Many stores are struggling to secure goods because of raw materials’ shortages, spiking costs for shipping containers, delays at key ports, a lack of truck drivers and other factors. But inventory levels have ballooned by more than $10 billion combined at Walmart, Target and Home Depot in the run up to the holidays. These chains say they’re in great shape.

Walmart’s inventory levels rose 11.5% during its most recent quarter compared with a year ago, the company said Tuesday. “Three years ago, if we would have said our inventory is up 11% I would not have been very happy, but now we called it out in a headline because it shows we are ready for the holidays,” Walmart CFO Brett Biggs said in an interview with the Wall Street Journal.

At Home Depot, inventory grew 27.4% last quarter from 2020.

Home Depot’s scale has helped it secure goods over competitors, Edward Decker, the company’s chief operating officer, said Tuesday. Some vendors with limited supplies have even told Home Depot that they’re giving them priority: “‘We can’t service the industry, so we’d rather focus on the best partner,” Decker said vendors have told the company.

Target’s inventory levels increased 17.7% last quarter, the company said Wednesday. Target is “well positioned” on key holiday products such as toys and gifts to celebrate the holidays, Target chief operating officer John Mulligan said Wednesday. This will help Target “continue to take market share as we go through the holiday season.”

Amazon has also “done a good job of lining up inventory commitments that are larger than normal,” chief financial officer Brian Olsavksy said on a call with analysts last month. Amazon is using more containers and bringing in goods to new US ports to dodge clogged entryways on the West Coast.

Go on a hiring spree

While big chains are loading up on goods, the picture is much different for small stores.

According to a recent survey by the National Federation of Independent Business, a lobbying group for small businesses, 39% of small business owners reported in October that supply chain disruptions have had a significant impact on their business. Another 29% reported a moderate impact. Only 10% reported no impact from supply chain disruptions.

“One of the biggest problems for small businesses is the lack of workers for unfilled positions and inventory shortages, which will continue to be a problem during the holiday season,” said NFIB chief economist Bill Dunkelberg.

Meanwhile, companies such as Walmart and Target are hiring hundreds of thousands of workers this holiday stretch and they say they’re not having much trouble filling jobs.

Eat into your profit

Additionally, small stores typically have less financial flexibility to absorb higher costs and keep prices low for customers than large competitors.

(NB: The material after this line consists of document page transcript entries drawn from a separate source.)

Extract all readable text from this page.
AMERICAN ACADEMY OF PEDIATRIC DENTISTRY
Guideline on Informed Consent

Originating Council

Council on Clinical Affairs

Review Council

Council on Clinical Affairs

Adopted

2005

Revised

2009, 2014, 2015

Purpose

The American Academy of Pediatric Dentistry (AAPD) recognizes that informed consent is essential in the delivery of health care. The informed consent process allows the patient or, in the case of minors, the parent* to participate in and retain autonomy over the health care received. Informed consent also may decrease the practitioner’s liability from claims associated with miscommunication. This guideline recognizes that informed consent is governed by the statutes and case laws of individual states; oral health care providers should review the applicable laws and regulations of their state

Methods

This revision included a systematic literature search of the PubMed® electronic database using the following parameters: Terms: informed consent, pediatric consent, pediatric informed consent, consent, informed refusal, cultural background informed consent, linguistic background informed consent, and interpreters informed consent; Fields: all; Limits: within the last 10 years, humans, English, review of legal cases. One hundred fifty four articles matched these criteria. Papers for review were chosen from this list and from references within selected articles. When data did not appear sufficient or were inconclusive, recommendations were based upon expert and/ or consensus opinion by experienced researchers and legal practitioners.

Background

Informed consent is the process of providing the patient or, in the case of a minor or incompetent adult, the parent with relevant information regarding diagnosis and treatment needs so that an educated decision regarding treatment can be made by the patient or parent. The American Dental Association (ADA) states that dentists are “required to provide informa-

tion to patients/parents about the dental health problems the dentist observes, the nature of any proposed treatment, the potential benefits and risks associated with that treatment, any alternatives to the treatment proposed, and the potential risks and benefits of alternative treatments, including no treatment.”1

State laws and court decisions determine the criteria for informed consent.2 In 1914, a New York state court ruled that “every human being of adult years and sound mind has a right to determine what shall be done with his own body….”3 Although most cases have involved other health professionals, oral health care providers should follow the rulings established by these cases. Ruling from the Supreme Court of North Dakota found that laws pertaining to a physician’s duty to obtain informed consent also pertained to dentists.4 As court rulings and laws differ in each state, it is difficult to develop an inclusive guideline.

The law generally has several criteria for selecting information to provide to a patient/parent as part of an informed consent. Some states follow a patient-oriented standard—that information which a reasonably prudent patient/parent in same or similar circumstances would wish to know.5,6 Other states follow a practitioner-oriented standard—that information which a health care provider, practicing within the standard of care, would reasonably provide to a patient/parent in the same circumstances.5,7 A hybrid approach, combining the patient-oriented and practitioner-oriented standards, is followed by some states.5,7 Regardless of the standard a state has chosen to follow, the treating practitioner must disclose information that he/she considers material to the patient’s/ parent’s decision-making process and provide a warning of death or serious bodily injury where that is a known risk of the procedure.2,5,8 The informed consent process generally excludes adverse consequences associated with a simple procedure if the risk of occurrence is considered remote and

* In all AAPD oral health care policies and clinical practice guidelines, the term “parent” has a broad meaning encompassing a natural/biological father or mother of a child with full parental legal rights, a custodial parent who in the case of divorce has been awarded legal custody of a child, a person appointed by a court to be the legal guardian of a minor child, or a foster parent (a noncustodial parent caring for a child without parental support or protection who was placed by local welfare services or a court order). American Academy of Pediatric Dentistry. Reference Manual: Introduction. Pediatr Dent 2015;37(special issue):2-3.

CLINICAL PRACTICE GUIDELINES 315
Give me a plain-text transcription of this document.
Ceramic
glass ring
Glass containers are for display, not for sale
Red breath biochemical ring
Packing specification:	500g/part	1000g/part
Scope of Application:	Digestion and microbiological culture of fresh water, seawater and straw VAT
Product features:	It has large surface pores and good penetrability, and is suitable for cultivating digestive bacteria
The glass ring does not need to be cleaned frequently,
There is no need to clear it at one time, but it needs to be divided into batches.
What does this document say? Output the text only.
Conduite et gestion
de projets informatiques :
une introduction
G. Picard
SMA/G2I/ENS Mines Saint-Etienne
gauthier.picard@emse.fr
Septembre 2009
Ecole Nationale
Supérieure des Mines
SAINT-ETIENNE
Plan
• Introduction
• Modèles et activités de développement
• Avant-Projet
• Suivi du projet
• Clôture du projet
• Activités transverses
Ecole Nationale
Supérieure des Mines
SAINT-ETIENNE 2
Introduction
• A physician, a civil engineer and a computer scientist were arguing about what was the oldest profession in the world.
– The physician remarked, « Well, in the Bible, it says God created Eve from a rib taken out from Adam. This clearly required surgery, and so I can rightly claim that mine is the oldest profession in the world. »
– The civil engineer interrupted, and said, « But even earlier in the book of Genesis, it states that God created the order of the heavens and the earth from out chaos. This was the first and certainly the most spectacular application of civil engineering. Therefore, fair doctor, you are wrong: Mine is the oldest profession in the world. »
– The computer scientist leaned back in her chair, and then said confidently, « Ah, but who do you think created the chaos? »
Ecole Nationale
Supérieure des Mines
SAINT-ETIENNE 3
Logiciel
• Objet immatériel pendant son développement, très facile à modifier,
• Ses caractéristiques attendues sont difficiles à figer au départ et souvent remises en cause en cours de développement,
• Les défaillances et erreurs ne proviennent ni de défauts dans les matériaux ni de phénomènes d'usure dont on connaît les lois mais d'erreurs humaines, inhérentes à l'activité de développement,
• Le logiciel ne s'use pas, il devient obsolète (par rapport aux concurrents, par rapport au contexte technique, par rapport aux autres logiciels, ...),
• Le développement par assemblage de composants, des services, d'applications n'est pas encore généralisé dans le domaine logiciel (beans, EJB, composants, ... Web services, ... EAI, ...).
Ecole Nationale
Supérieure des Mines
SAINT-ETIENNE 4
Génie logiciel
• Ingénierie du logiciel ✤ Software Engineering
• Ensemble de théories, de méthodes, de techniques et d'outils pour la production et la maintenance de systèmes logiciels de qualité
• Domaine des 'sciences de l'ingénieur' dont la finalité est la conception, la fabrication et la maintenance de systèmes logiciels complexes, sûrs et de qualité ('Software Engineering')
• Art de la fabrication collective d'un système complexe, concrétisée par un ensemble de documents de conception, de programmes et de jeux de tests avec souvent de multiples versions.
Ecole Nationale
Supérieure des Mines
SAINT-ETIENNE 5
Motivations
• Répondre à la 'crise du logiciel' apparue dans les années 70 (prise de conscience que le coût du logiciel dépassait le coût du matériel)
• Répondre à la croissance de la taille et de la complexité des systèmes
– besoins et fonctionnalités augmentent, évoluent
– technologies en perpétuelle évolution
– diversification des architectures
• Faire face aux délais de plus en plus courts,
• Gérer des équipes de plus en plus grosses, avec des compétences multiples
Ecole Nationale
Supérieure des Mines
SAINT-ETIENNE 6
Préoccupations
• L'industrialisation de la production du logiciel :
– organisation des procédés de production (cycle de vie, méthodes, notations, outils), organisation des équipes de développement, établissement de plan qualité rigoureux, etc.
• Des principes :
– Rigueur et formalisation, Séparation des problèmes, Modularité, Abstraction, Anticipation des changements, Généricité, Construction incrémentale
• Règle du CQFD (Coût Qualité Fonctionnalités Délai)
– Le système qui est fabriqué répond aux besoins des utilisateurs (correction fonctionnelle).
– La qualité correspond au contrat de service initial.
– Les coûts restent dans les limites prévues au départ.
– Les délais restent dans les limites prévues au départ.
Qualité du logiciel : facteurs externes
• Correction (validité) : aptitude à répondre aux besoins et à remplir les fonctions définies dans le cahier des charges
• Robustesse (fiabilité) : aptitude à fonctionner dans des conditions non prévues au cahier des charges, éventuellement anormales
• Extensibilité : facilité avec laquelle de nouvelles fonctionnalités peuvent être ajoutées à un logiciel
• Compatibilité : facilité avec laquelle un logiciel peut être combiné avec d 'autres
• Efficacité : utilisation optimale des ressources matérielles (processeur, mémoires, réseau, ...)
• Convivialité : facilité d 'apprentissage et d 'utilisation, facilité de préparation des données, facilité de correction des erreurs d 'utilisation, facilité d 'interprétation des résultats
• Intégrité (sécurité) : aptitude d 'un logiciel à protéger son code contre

Walmart and Target, however, say they are raising prices at a slower pace than competitors. Although that is hurting their profit margins, they’re betting the strategy will help them win budget-conscious consumers looking for stores that offer the lowest prices as rising inflation squeezes their wallets.

Walmart, for example, said its price gaps with competitors are wider than they were before the pandemic because the company is absorbing some costs instead of passing them off to customers.

“Our price gaps are where we want them,” Walmart CEO Doug McMillon said on a call with analysts Tuesday.

This could help Walmart gain market share this holiday and into 2022 with a growing number of customers looking to trade down to cheaper stores.

Seventeen percent of shoppers said they planned to shop at different retailers if prices continued to rise, according to a survey of more than 14,000 shoppers conducted online in September by consumer research firm Numerator.